Why is GOP waging war on Millennials?
The party is betting that the future won’t happen
Fellow old people, imagine a candidate so lit that he’s backed by nearly three out of four voters ages 18 to 29. And imagine that the candidate getting your fam turnt (translation: your pals super excited) is not a YouTube star or a transgender activist determined to oppose cruel bathroom laws. This new member of your squad is 60-year-old Democrat Phil Murphy — a former Goldman Sachs executive about to become governor of New Jersey.
Murphy’s fire (yeah, hot) performance with younger Millennial voters was nearly matched by 58-year-old Democrat Ralph Northam, a former Army surgeon and the next governor of Virginia. He won about seven out of 10 voters ages 18 to 29. And like Murphy, he isn’t exactly the next Harry Styles.
The Democratic victories last month fall well within the tradition of parties doing well when they don’t hold the White House. But what’s notable is that younger voters are generally mad AF at President Trump and ready to clap back at the ballot box.
Trump’s appeal to Americans closest to death is what’s keeping his historically low ratings as high as they are, says pollster William Jordan. Among younger voters, however, he has already sunk to the level of George W. Bush in 2008 — after the Hurricane Katrina debacle, two failed wars and the beginning of the Great Recession.
So how is Trump’s GOP handling a hemorrhage of young voters who are establishing voting patterns that could last the rest of their adult lives? By trolling them out of the middle class.
Cosmopolitan’s Robin Marty counted the potential ways the House and Senate tax plans hurt young people: higher taxes, more expensive student loans, rising insurance premiums, underfunded public schools, lower home values and a withering safety net. “What’s very clear through all of this is that the group that most pays are the younger people,” Eugene Steuerle, of the non-partisan Tax Policy Center, told The Atlantic’s Ronald Brownstein.
It makes sense that when you cut taxes for the richest Americans and corporations, the winners are the people who’ve had the longest time to accumulate wealth, businesses and stocks. In other words, older people. It’s the younger people, meanwhile, who are most likely to be punished by cuts Republicans will likely demand to pay for these tax giveaways and a deficit that was rising even before this budget-busting scheme.
And the GOP tax plan is far from the party’s only policy that seems finely tuned to tick off the newest generation of voters. Repealing “net neutrality” protections isn’t popular and could be especially disastrous for the Republican Party if it ends up compromising the Internet experience Millennials grew up expecting.
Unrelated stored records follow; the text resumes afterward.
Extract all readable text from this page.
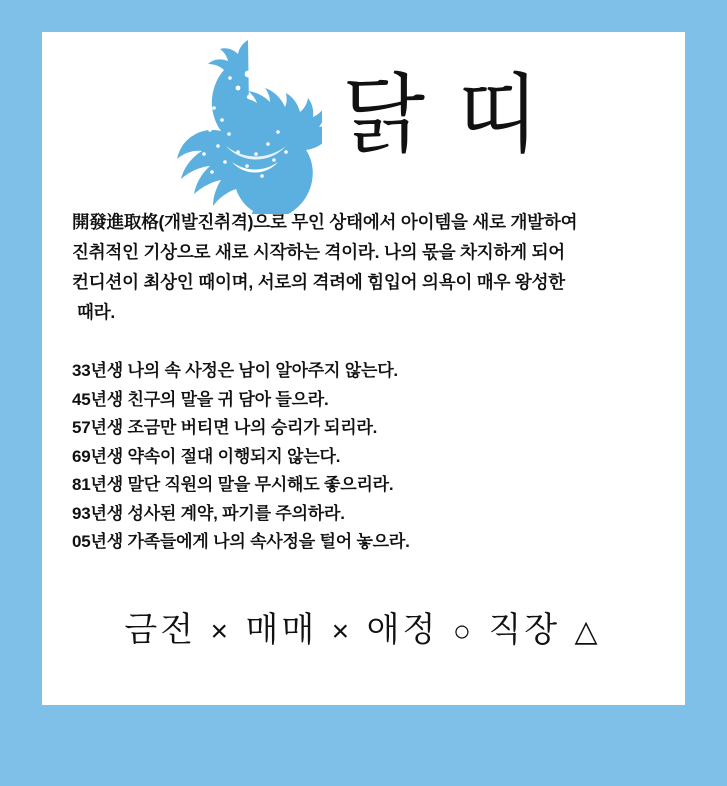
닭 띠
開發進取格(개발진취격)으로 무인 상태에서 아이템을 새로 개발하여
진취적인 기상으로 새로 시작하는 격이라. 나의 몫을 차지하게 되어
컨디션이 최상인 때이며, 서로의 격려에 힘입어 의욕이 매우 왕성한
때라.
33년생 나의 속 사정은 남이 알아주지 않는다.
45년생 친구의 말을 귀 담아 들으라.
57년생 조금만 버티면 나의 승리가 되리라.
69년생 약속이 절대 이행되지 않는다.
81년생 말단 직원의 말을 무시해도 좋으리라.
93년생 성사된 계약, 파기를 주의하라.
05년생 가족들에게 나의 속사정을 털어 놓으라.
금전 × 매매 × 애정 ○ 직장 △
They don’t like obstacles to birth control, either. “Few Millennials have moral qualms about birth control, and they generally support policies to make contraception widely available and affordable,” according to a 2015 poll by the non-partisan Public Religion Research Institute.
In a new NBC News/ GenForward poll, only 19% of Millennials identified with the GOP, and 71% said the party does not care about people like them.
Sure, there are warning signs for the Democrats. The same NBC News/ GenForward poll found that 71% of Millennials want a third party, and in 2016 white Millennials voted more like their parents than their multiracial peers.
But there isn’t a third party on the horizon, and the Millennial generation will be the most diverse America has ever seen. And for now, their No. 1 issue is health care. They seem much more worried about the government coming for their insurance than their guns.
The future is happening, and Republicans are betting trillions of dollars against it. It’s enough to make you wonder why they aren’t even trying to fix a problem that, like Trump’s court appointees, could last generations. Maybe they know something we don’t?
Well, there is that old conservative proverb: If you can’t beat them, stop them — from voting.
Jason Sattler, aka @LOLGOP, is a member of USA TODAY’s Board of Contributors and a columnist for The National Memo.